DEV Community

Cover image for Guide to faster Rust builds in CI
The Charmizard for Depot

Posted on • Originally published at depot.dev

Guide to faster Rust builds in CI

We’ll be building the Zed project, a code editor written in Rust. Zed is a large codebase with many dependencies, making it a good candidate for exploring build optimizations. We'll also be starting off using Depot's GitHub Actions runners, which have a ton of optimizations already implemented. I would know, I worked on some of them!

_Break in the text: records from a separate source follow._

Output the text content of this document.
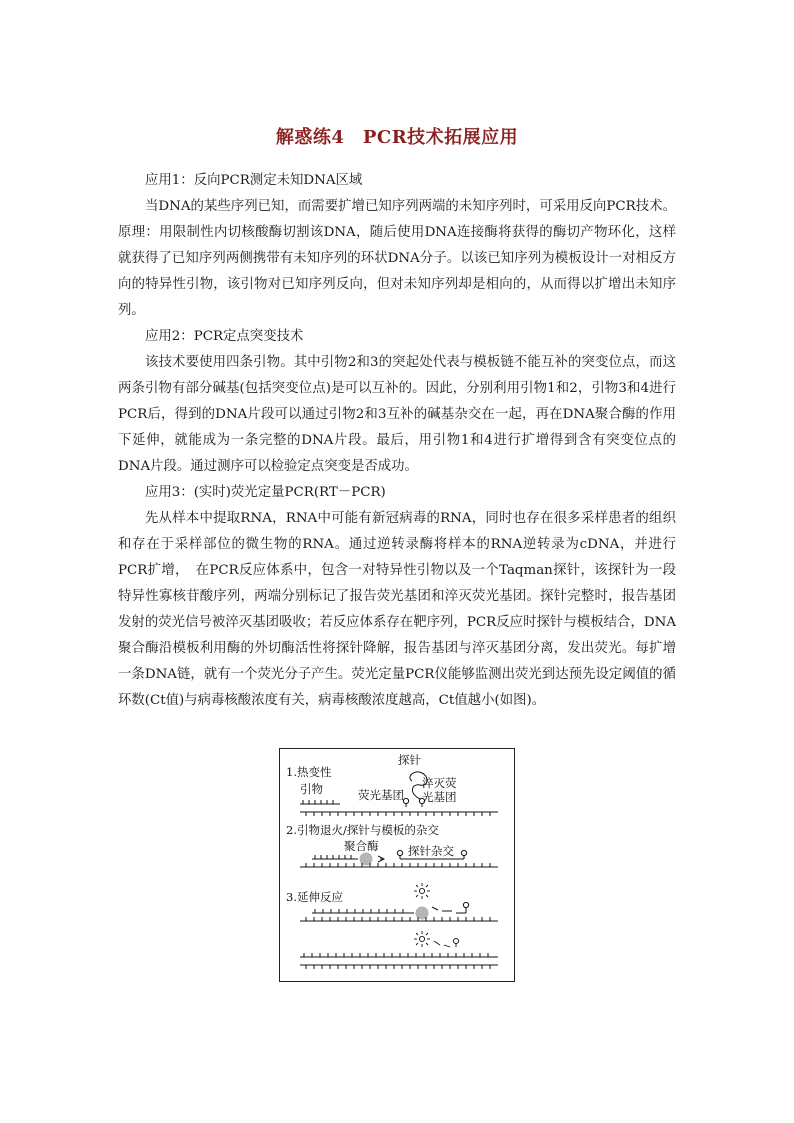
解惑练4　PCR技术拓展应用

应用1：反向PCR测定未知DNA区域

当DNA的某些序列已知，而需要扩增已知序列两端的未知序列时，可采用反向PCR技术。原理：用限制性内切核酸酶切割该DNA，随后使用DNA连接酶将获得的酶切产物环化，这样就获得了已知序列两侧携带有未知序列的环状DNA分子。以该已知序列为模板设计一对相反方向的特异性引物，该引物对已知序列反向，但对未知序列却是相向的，从而得以扩增出未知序列。

应用2：PCR定点突变技术

该技术要使用四条引物。其中引物2和3的突起处代表与模板链不能互补的突变位点，而这两条引物有部分碱基(包括突变位点)是可以互补的。因此，分别利用引物1和2，引物3和4进行PCR后，得到的DNA片段可以通过引物2和3互补的碱基杂交在一起，再在DNA聚合酶的作用下延伸，就能成为一条完整的DNA片段。最后，用引物1和4进行扩增得到含有突变位点的DNA片段。通过测序可以检验定点突变是否成功。

应用3：(实时)荧光定量PCR(RT－PCR)

先从样本中提取RNA，RNA中可能有新冠病毒的RNA，同时也存在很多采样患者的组织和存在于采样部位的微生物的RNA。通过逆转录酶将样本的RNA逆转录为cDNA，并进行PCR扩增，　在PCR反应体系中，包含一对特异性引物以及一个Taqman探针，该探针为一段特异性寡核苷酸序列，两端分别标记了报告荧光基团和淬灭荧光基团。探针完整时，报告基团发射的荧光信号被淬灭基团吸收；若反应体系存在靶序列，PCR反应时探针与模板结合，DNA聚合酶沿模板利用酶的外切酶活性将探针降解，报告基团与淬灭基团分离，发出荧光。每扩增一条DNA链，就有一个荧光分子产生。荧光定量PCR仪能够监测出荧光到达预先设定阈值的循环数(Ct值)与病毒核酸浓度有关，病毒核酸浓度越高，Ct值越小(如图)。

1.热变性
探针
引物	淬灭荧
光基团
荧光基团
2.引物退火/探针与模板的杂交
聚合酶	探针杂交
3.延伸反应
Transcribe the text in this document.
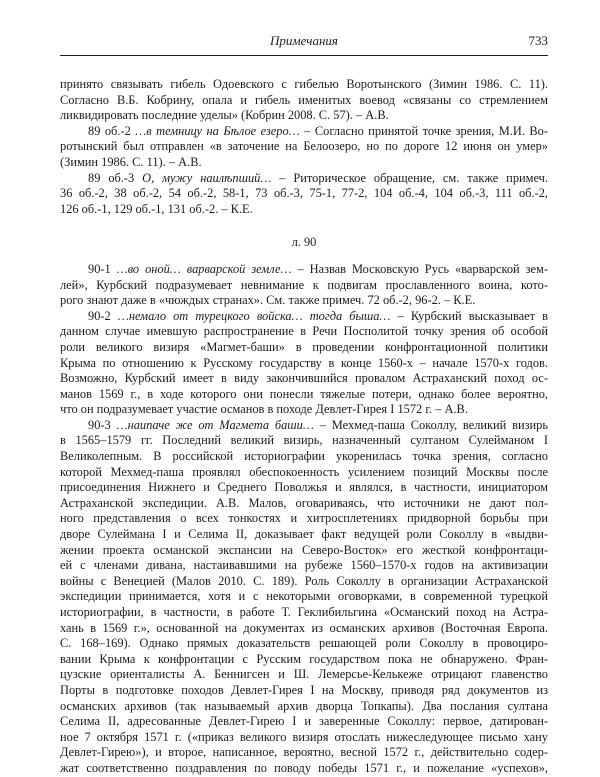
Примечания	733
принято связывать гибель Одоевского с гибелью Воротынского (Зимин 1986. С. 11).
Согласно В.Б. Кобрину, опала и гибель именитых воевод «связаны со стремлением
ликвидировать последние уделы» (Кобрин 2008. С. 57). – А.В.
89 об.-2 …в темницу на Бѣлое езеро… – Согласно принятой точке зрения, М.И. Во-
ротынский был отправлен «в заточение на Белоозеро, но по дороге 12 июня он умер»
(Зимин 1986. С. 11). – А.В.
89 об.-3 О, мужу наилѣпший… – Риторическое обращение, см. также примеч.
36 об.-2, 38 об.-2, 54 об.-2, 58-1, 73 об.-3, 75-1, 77-2, 104 об.-4, 104 об.-3, 111 об.-2,
126 об.-1, 129 об.-1, 131 об.-2. – К.Е.
л. 90
90-1 …во оной… варварской земле… – Назвав Московскую Русь «варварской зем-
лей», Курбский подразумевает невнимание к подвигам прославленного воина, кото-
рого знают даже в «чюждых странах». См. также примеч. 72 об.-2, 96-2. – К.Е.
90-2 …немало от турецкого войска… тогда быша… – Курбский высказывает в
данном случае имевшую распространение в Речи Посполитой точку зрения об особой
роли великого визиря «Магмет-баши» в проведении конфронтационной политики
Крыма по отношению к Русскому государству в конце 1560-х – начале 1570-х годов.
Возможно, Курбский имеет в виду закончившийся провалом Астраханский поход ос-
манов 1569 г., в ходе которого они понесли тяжелые потери, однако более вероятно,
что он подразумевает участие османов в походе Девлет-Гирея I 1572 г. – А.В.
90-3 …наипаче же от Магмета баши… – Мехмед-паша Соколлу, великий визирь
в 1565–1579 гг. Последний великий визирь, назначенный султаном Сулейманом I
Великолепным. В российской историографии укоренилась точка зрения, согласно
которой Мехмед-паша проявлял обеспокоенность усилением позиций Москвы после
присоединения Нижнего и Среднего Поволжья и являлся, в частности, инициатором
Астраханской экспедиции. А.В. Малов, оговариваясь, что источники не дают пол-
ного представления о всех тонкостях и хитросплетениях придворной борьбы при
дворе Сулеймана I и Селима II, доказывает факт ведущей роли Соколлу в «выдви-
жении проекта османской экспансии на Северо-Восток» его жесткой конфронтаци-
ей с членами дивана, настаивавшими на рубеже 1560–1570-х годов на активизации
войны с Венецией (Малов 2010. С. 189). Роль Соколлу в организации Астраханской
экспедиции принимается, хотя и с некоторыми оговорками, в современной турецкой
историографии, в частности, в работе Т. Геклибильгина «Османский поход на Астра-
хань в 1569 г.», основанной на документах из османских архивов (Восточная Европа.
С. 168–169). Однако прямых доказательств решающей роли Соколлу в провоциро-
вании Крыма к конфронтации с Русским государством пока не обнаружено. Фран-
цузские ориенталисты А. Беннигсен и Ш. Лемерсье-Келькеже отрицают главенство
Порты в подготовке походов Девлет-Гирея I на Москву, приводя ряд документов из
османских архивов (так называемый архив дворца Топкапы). Два послания султана
Селима II, адресованные Девлет-Гирею I и заверенные Соколлу: первое, датирован-
ное 7 октября 1571 г. («приказ великого визиря отослать нижеследующее письмо хану
Девлет-Гирею»), и второе, написанное, вероятно, весной 1572 г., действительно содер-
жат соответственно поздравления по поводу победы 1571 г., и пожелание «успехов»,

Just for fun, I built Zed with GitHub’s equivalent runner. We ran the same baseline workflow on ubuntu-latest-8. The GitHub runner workflow took 43m 16s - a staggering 61.1% slower than Depot’s 26m 51s baseline. The easiest optimization you can make to your CI workflows is to use Depot!

Toolchain optimizations

Mold linker

First, let’s work on optimizing the Rust toolchain itself. The fewer changes we need to make to this codebase, the better. We can start by replacing the default linker (lld on Linux) with mold. This linker is designed to be really fast, especially for projects with large build outputs.

Results

The mold linker showed negligible results for the Zed codebase. When applied only to release builds (not tests), the mold workflow completed in 28m 49s - just 0.7% slower than baseline.

Test execution took 15m 27s and release builds took 11m 35s. The minimal difference doesn't justify the added complexity of configuring a different linker for the Zed codebase.

Nightly features

The nightly Rust compiler has several features that can help to speed up builds, if you’re willing to switch Rust compiler versions. The two that we’ll use in this example are:

  • -Z share-generics: This feature allows the compiler to share generic code across different compilation units, which can significantly reduce build times for large projects.
  • -Z threads=8: This feature allows the compiler to parse files and expand macros in parallel

Results

Switching to Rust nightly provided significant benefits. The nightly workflow completed in 26m 30s - a 7.3% improvement over baseline.

  • Total time: 26m 30s (7.3% faster than baseline)
  • Test execution: 15m 43s (similar to baseline)
  • Build time: 9m 1s (22.7% faster than baseline)

The nightly features (-Z threads=8 and -Z share-generics=y) dramatically improve build times by allowing the compiler to do more work concurrently and avoid redundant compilation of generic code.

Caching strategies

Caching dependency downloads

Let’s get into the real meat of speeding up Rust builds: caching. Cargo, the Rust package manager, can download hundreds of dependencies before compiling them. This can be slow, especially for large projects with many dependencies. By caching these downloads, we can speed up build times significantly.

Results

Caching Cargo dependencies showed good improvements when combined with nightly features. The cargo caching workflow with nightly completed in 26m 18s - 8.0% faster than baseline.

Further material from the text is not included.